Was soll denn das alles mit den Instanznamen deriner Objekte zu tun haben? Ich vermute du hast da irgendwo noch ein Verständnisproblem. Iss aber net schlimm, aller Anfang ist schwer


----------



## Franziska2005 (14. Mrz 2005)

Mag sein das ich ein Verständnisproblem habe und vielleicht kann mir jemand helfen es zu lösen:

Klassenname benutzerkonto1 = new Klassenname();  

Klassenname benutzerkonto2 = new Klassenname();  usw...

die benuterkonten haben als attribute den namen des benutzers, eine kontonummer, usw.

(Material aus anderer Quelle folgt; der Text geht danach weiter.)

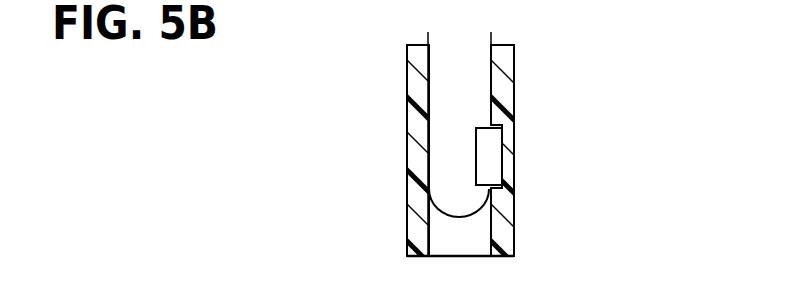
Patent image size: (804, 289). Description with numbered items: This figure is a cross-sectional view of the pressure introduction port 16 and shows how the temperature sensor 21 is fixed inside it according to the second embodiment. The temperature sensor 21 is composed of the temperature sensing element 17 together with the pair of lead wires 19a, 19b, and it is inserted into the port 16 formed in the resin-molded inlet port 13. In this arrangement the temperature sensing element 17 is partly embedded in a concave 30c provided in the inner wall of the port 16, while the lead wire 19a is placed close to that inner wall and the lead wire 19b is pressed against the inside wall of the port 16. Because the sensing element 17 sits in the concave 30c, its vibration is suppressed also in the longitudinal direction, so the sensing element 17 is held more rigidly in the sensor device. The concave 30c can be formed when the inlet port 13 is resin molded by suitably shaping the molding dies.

benutzerkonto1 ist der name meines objektes. benutzerkonto2 der name eines weiteren objekts.
ändere ich etwas an benutzerkonto1 möchte ich mein objekt 
benutzerkonto1 speichern. das speichern soll mit objectouputstream geschehen. hierfür brauche ich den namen meines objekts. 
ich weiss vor programmstart aber nicht wieviele benutzerkonten erstellt werden sollen bzw. welches objekt geändert werden soll. meine objekte müssen also unterschiedliche namen haben, die ich vorher aber nicht festlegen kann.


----------



## Wildcard (14. Mrz 2005)

Variablennamen kannst du zur Laufzeit nicht festlegen. Das sollte auch nie nötig sein, weil das interne Angelegenheiten sind.


			
				Franziska2005 hat gesagt.:
			
		

> benutzerkonto1 ist der name meines objektes. benutzerkonto2 der name eines weiteren objekts.
> ändere ich etwas an benutzerkonto1 möchte ich mein objekt
> benutzerkonto1 speichern. das speichern soll mit objectouputstream geschehen.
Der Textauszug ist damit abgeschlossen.